New research suggests that peripheral nerve blocks (PNBs) are linked to better medical and economic outcomes in patients receiving hip and knee replacement.
Using data from the national Premier Perspective database, researchers examined more than 1 million cases of hip and knee arthroplasty over a 7-year period, comparing the rate of complications, including heart attack; lung, gastrointestinal, and kidney complications; stroke; infection; wounds; clots; inpatient falls; and mortality, between those receiving a PNB to those without the intervention.
The investigators concluded that 17.9% of the patients received a PNB, with an increase among knee arthroplasty patients, going from 15.2% in 2006 to 24.5% in 2013. There was a significant association between the use of PNB and lower odds for nearly all complications. When comparing those with PNBs versus those without, the researchers found the strongest associations in patients with wound complications and hip arthroplasty (OR 0.45 [95% CI 0.44-0.66]), and in patients with cardiac complications and knee arthroplasty (OR 0.72 [95% CI, 0.67-0.76]).
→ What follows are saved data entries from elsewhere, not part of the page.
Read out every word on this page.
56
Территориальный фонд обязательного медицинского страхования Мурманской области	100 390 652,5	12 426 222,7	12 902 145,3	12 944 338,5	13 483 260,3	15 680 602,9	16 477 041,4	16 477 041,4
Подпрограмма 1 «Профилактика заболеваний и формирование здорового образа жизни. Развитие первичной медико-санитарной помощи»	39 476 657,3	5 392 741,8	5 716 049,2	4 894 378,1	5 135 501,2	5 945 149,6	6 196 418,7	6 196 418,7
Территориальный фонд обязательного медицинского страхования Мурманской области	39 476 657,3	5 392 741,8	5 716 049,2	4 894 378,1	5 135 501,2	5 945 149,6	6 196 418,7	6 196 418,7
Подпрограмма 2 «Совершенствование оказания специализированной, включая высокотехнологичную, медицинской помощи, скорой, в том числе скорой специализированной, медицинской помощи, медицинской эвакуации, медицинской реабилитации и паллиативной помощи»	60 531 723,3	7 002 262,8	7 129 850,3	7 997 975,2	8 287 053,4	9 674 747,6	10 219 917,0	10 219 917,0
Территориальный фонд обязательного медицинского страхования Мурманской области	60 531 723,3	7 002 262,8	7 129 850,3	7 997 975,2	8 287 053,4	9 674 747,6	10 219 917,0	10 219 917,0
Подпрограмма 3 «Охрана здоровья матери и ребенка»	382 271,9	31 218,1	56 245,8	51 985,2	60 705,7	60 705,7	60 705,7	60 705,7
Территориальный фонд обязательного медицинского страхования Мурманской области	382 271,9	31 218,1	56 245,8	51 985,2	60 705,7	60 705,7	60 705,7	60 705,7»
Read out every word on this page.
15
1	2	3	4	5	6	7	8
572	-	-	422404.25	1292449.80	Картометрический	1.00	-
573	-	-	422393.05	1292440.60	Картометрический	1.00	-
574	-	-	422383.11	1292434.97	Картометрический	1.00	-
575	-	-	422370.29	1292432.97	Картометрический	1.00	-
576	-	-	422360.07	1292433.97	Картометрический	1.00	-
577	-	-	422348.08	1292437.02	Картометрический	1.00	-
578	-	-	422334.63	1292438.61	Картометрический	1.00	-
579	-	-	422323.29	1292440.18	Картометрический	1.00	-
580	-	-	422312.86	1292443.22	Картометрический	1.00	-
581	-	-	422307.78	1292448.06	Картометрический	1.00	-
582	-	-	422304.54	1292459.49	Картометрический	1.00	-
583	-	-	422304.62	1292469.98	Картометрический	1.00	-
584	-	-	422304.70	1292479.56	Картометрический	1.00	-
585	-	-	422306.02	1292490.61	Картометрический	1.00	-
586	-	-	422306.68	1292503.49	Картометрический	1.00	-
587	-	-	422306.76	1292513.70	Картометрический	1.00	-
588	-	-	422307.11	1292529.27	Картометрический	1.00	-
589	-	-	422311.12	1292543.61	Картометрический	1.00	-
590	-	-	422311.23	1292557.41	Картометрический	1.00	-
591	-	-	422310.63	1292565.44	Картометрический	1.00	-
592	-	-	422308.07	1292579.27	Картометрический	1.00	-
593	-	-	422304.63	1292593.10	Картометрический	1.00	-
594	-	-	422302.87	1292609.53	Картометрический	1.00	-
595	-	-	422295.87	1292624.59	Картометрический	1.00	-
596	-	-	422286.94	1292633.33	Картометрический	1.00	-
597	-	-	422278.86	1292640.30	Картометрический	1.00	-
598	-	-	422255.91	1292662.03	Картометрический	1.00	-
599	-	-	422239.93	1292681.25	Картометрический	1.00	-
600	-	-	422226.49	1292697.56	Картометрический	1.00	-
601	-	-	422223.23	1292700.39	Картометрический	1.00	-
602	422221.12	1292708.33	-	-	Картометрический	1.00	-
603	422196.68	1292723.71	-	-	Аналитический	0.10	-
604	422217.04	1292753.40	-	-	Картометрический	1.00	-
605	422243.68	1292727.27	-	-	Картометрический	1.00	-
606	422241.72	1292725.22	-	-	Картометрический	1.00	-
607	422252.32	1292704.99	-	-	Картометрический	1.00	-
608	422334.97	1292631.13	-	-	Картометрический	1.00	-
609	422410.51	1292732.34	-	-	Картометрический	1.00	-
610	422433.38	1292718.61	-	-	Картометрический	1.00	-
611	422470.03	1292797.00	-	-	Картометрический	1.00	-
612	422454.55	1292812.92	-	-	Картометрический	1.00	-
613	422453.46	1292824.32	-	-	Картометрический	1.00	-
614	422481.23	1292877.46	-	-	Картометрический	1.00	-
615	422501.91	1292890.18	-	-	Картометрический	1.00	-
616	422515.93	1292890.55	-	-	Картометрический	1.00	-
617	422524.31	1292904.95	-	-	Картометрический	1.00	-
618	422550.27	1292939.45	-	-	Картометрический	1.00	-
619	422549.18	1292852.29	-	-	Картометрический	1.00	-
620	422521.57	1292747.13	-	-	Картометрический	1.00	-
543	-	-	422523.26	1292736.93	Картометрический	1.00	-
“The use of PNB was significantly associated with lower odds for numerous complications and improved resource utilization parameters,” the authors wrote. “Considering the relatively low utilization of PNBs, these results suggest that a wider implementation of regional anesthetic techniques may potentially lead to a large impact on medical and economic perioperative outcomes.”
The research will be presented at the 41st Annual Regional Anesthesiology and Acute Pain Medicine Meeting held March 31-April 2, 2016 in New Orleans, Louisiana.
Memtsoudis S, Poeran J, Cozowicz C, Zubizarreta N, Ozbek U, Mazumdar M, et al. Abstract #1623. The impact of peripheral nerve blocks on perioperative outcome in hip and knee arthroplasty – a population based study. Presented at: ASRA 2016. March 31-April 2, 2016; New Orleans, Louisiana.